By Sebastian, May 12, 2025 (updated May 17, 2025)
Adapted from an article for The Tumbleweed, a student publication at
St. John's College in Santa Fe.
Dredge
(Steam page)
is a videogame released in 2023 by Black Salt Games, where the player is a fisher in an expressionistic
interpretation of the Lovecraftian setting. All the genre staples are here: fish, creepy guys, creepy fish, the night.
Despite the horror elements of the setting, which are executed very well, the game is basically relaxing. You sail, catch fish, navigate five unique biomes with their own mechanical quirks, and follow quest-lines which lead you through these activities. During the nighttime, however, the rules of the game change, and you become the prey.
I am a game designer, so I will dig into what makes the game work. For more of a summary of the aesthetics of the game, a trailer will do a better job than an article ever could.
A concept which I find vital to the analysis of a game's design is game essence (ゲーム性 or gēmu-sei), which was coined by Masahiro Sakurai, the creator of Kirby and Super Smash Bros. The core idea of game essence is tension and relaxation, like dissonance and resolution in music. Game essence is not directly fun, but it can be an important part of fun. A game like Animal Crossing has low game essence. The level of tension in a session remains almost constant. Doom has high game essence, as stressors enter and exit awareness frequently.
Dredge, as I said, is a relaxing game to play. It has low game essence. I think one of its masterstrokes, however, is that it has controllable game essence. It achieves this by having several optional risk-and-reward systems in the game.
To speak of risk and reward, we need to determine what is risked and what is rewarded. Because the night is so dangerous, it is vital to keep your forays into the water between 6am-6pm, especially in the early-game. This makes time into a vital resource. There is, generally speaking, no mechanical cost to having to return to a dock: no fuel costs nor anything else which would spell a game-over scenario (this is the paradigm in other games like Sunless Sea). Rather, the only downside is that the player loses time, mostly in travel time between dock and fishing spots. Time is, in traditional videogames, one of two threats which can be held over a player, the other being emotional punishment.
I'll focus on the fish-catching. The game has several minigames for catching fish, but they all have the same core mechanic of timing. Press a button at the right times, and you get a speed boost to catching the fish. If you press a button at the wrong time, you are punished with a delay. If you do not press anything, then the process proceeds at a standard pace. This means that the fish-catching game is effectively optional. It has risk-and-reward wholly determined by player skill and will. The player is in charge of how much game essence they want as part of their experience. Want a perfectly relaxing experience? Sit back and let the fish come in. Otherwise, you have something to do and a reason to do it.
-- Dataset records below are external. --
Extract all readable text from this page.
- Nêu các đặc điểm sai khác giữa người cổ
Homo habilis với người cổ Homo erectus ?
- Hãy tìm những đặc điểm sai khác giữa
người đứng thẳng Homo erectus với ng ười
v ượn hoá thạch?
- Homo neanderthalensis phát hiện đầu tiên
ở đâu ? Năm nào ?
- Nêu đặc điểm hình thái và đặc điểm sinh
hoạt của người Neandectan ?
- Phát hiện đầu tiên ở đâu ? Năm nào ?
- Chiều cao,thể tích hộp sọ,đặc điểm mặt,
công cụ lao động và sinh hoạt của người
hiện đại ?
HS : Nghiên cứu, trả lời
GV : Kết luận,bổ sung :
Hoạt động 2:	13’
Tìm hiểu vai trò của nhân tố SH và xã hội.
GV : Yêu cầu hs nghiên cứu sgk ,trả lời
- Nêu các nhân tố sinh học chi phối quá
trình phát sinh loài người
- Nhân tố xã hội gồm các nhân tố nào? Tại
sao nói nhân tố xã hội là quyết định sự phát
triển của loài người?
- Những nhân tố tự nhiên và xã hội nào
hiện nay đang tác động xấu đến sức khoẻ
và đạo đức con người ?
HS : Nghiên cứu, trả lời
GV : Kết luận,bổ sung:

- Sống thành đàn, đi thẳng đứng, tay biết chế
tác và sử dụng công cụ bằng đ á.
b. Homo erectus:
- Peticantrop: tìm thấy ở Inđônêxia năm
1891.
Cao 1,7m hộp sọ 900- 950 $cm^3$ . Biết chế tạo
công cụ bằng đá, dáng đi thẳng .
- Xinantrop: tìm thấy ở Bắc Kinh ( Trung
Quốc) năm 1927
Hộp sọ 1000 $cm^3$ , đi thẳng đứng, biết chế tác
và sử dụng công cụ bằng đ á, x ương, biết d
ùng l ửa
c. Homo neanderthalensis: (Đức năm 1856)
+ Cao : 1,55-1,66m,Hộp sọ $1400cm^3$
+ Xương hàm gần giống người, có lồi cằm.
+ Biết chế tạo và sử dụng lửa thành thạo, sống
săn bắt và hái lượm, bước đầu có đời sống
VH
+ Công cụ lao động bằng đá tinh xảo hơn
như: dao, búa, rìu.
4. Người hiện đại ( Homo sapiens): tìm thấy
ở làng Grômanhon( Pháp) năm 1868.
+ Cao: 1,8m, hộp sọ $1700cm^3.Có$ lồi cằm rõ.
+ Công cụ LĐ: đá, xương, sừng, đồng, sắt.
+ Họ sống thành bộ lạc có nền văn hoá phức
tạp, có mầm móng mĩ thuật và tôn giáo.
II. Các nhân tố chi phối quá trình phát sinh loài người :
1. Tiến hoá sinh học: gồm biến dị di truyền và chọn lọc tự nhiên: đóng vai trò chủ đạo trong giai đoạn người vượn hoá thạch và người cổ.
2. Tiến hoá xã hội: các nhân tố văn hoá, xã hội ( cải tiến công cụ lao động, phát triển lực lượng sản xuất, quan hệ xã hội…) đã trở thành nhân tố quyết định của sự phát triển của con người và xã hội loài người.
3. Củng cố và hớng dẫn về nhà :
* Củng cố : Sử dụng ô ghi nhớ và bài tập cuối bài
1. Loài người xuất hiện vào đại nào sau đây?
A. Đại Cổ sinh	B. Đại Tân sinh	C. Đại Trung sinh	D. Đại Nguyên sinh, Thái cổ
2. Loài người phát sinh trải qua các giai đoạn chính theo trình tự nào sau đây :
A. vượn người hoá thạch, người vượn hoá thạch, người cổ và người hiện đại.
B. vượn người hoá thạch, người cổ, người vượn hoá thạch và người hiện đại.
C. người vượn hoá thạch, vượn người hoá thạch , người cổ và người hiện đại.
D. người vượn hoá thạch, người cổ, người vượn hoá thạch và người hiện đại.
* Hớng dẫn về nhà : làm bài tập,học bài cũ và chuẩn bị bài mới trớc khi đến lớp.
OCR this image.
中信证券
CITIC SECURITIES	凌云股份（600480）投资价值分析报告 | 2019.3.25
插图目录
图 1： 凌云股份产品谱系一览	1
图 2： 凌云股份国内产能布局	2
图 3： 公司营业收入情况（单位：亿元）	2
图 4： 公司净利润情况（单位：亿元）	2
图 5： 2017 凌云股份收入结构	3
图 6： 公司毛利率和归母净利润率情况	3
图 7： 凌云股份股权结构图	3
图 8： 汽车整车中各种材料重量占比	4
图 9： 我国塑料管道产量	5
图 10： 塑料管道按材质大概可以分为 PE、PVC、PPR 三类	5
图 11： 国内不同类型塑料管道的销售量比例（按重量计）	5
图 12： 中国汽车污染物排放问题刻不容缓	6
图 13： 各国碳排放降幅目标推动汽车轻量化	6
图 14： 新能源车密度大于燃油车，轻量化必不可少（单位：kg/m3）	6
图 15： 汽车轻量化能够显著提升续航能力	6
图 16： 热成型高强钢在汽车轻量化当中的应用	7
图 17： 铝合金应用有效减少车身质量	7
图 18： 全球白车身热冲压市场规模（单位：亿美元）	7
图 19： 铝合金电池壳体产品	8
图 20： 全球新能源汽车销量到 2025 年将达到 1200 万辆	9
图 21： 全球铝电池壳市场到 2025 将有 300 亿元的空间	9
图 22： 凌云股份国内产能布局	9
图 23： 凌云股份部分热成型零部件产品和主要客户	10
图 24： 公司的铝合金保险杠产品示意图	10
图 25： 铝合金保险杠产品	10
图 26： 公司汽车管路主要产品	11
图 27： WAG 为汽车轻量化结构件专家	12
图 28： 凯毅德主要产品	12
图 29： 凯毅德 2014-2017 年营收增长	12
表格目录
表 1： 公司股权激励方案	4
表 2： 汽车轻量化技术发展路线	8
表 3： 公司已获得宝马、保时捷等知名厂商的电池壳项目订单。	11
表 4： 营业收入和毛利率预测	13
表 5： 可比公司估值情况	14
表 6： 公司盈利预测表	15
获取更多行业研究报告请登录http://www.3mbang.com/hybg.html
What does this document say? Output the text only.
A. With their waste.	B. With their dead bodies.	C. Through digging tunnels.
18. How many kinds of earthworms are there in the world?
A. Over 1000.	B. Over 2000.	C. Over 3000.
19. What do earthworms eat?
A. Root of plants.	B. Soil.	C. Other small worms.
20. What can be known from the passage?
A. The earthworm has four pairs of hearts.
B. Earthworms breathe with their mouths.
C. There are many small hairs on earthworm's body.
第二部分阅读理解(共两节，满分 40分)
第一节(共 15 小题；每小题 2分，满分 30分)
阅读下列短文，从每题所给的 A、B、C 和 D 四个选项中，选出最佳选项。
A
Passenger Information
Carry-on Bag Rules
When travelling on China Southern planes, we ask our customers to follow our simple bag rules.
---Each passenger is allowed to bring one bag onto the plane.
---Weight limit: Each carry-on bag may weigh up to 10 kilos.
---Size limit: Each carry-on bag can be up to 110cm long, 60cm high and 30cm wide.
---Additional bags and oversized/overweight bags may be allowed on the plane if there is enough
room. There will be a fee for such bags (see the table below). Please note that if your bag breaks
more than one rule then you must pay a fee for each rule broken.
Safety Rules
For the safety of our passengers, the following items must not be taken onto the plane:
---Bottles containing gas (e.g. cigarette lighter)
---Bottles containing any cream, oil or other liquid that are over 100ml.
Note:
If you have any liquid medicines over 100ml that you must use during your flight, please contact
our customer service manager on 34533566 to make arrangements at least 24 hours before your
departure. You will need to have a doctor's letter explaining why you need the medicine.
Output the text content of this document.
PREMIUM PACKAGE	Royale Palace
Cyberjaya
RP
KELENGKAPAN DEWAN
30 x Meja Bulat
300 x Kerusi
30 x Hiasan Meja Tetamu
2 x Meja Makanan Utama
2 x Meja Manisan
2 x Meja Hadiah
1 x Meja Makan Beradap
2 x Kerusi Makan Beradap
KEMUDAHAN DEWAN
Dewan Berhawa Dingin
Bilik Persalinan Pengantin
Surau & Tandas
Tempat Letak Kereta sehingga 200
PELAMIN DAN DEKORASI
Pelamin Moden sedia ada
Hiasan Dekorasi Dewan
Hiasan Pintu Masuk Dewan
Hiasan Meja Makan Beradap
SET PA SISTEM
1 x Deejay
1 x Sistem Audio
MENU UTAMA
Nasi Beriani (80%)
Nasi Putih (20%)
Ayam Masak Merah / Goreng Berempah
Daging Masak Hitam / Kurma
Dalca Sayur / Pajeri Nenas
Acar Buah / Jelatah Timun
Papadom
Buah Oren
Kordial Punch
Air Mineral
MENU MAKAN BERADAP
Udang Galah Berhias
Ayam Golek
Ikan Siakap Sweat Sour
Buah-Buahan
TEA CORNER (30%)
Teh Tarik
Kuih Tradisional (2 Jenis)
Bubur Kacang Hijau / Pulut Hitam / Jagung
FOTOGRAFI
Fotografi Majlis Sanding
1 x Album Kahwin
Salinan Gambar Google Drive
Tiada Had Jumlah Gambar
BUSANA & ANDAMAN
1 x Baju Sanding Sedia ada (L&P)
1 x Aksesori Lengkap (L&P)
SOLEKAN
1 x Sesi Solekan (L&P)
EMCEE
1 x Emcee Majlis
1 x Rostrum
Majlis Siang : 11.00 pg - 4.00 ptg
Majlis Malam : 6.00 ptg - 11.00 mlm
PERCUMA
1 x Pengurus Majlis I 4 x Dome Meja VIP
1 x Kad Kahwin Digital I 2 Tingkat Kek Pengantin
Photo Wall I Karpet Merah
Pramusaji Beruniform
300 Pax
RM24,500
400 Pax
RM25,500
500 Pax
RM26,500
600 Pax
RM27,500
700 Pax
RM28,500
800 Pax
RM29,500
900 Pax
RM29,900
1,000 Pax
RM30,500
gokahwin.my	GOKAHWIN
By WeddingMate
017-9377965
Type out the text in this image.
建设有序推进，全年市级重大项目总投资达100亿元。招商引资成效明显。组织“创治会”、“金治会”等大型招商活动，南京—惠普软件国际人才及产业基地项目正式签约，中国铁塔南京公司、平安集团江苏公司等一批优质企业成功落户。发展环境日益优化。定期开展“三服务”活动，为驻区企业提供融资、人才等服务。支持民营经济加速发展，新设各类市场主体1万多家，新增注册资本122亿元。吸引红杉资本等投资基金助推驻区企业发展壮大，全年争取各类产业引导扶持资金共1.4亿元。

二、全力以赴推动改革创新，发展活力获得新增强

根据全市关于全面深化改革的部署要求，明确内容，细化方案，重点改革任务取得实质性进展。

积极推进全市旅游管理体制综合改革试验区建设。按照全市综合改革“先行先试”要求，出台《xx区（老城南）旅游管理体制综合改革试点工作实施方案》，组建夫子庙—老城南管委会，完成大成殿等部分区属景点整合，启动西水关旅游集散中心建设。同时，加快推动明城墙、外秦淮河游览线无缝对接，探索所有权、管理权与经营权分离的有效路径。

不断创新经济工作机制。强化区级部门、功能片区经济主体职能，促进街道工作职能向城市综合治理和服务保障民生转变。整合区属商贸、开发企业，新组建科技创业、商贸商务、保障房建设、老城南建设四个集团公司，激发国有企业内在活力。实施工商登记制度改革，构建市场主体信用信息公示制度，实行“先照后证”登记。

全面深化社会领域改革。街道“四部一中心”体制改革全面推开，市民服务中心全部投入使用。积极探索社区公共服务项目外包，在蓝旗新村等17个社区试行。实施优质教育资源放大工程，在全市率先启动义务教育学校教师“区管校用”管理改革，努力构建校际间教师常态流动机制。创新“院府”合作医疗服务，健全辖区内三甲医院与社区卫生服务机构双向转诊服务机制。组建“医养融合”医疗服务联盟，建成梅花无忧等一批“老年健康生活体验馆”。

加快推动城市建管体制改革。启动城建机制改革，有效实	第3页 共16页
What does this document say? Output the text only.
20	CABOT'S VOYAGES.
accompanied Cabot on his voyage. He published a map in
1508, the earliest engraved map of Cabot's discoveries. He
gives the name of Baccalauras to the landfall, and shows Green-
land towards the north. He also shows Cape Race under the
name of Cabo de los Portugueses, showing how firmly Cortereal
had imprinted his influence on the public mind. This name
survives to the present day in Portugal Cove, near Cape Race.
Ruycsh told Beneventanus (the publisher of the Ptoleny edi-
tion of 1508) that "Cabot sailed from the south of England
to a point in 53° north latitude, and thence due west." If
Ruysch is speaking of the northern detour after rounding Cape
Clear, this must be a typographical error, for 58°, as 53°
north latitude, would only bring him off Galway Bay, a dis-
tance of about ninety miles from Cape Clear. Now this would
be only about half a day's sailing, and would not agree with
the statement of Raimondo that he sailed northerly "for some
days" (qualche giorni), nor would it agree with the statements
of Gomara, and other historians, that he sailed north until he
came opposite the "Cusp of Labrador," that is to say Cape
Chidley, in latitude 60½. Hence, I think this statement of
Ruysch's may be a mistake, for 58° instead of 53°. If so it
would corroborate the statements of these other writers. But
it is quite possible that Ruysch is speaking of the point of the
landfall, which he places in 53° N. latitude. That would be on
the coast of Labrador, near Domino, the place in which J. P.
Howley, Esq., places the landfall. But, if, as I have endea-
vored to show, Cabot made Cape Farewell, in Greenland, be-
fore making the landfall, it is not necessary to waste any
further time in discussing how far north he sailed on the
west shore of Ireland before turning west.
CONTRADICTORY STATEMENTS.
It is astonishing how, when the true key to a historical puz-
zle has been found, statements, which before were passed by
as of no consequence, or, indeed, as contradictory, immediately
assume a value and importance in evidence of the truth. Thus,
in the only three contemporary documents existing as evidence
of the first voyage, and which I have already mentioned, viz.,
This allows Dredge to avoid the trap held by many relaxing games, which is boredom. Of course, different levels of game essence suit different players, hence the high popularity of “cozy” games among people who have not played many videogames and are not mechanically able to keep up with the demands of higher game essence games. This means that controllable game essence can be a great asset to a game and allow it to reach a wider audience than most games. I think that Dredge very elegantly implements its systems for player control of game essence without forcing the player to feel like they had to ask for help.
Now, I said earlier that game essence is not identical with fun. Indeed, the real fun in Dredge is the discovery of whatever twisted and monstrous fish comes next. Like Pokémon, you always want to find the next amazing monster design. When I played, I spent hours outside of the main quest just to track down all of the different fish. They each have excellent art and writing, such as this description for a fish called a “Voideye:”

“Inside its eye, a perpetual pattern repeats. Red cyclones meld through shimmering green swirls. The abyss burns through you.”
This, fundamentally, is the reward. After all, spending less time doing a task is not a reward; it's just less of a chore. You receive money for selling fish, but it is exploring the monster designs which is the real treat in this game. Money only serves as an intermediate tool to further reduce the time between new fish. Could you go through the wiki and look at the art and descriptions there? Of course. Game essence, however, adds an emotional investment into the process of the discovery of a new fish. A fish is something sought, fought for (or allowed to approach), and won.
Dredge ended up being one of the most memorable games I've played in the last few years, even though it's short. I would fully recommend it to anyone who wants a good way to spend a Saturday afternoon.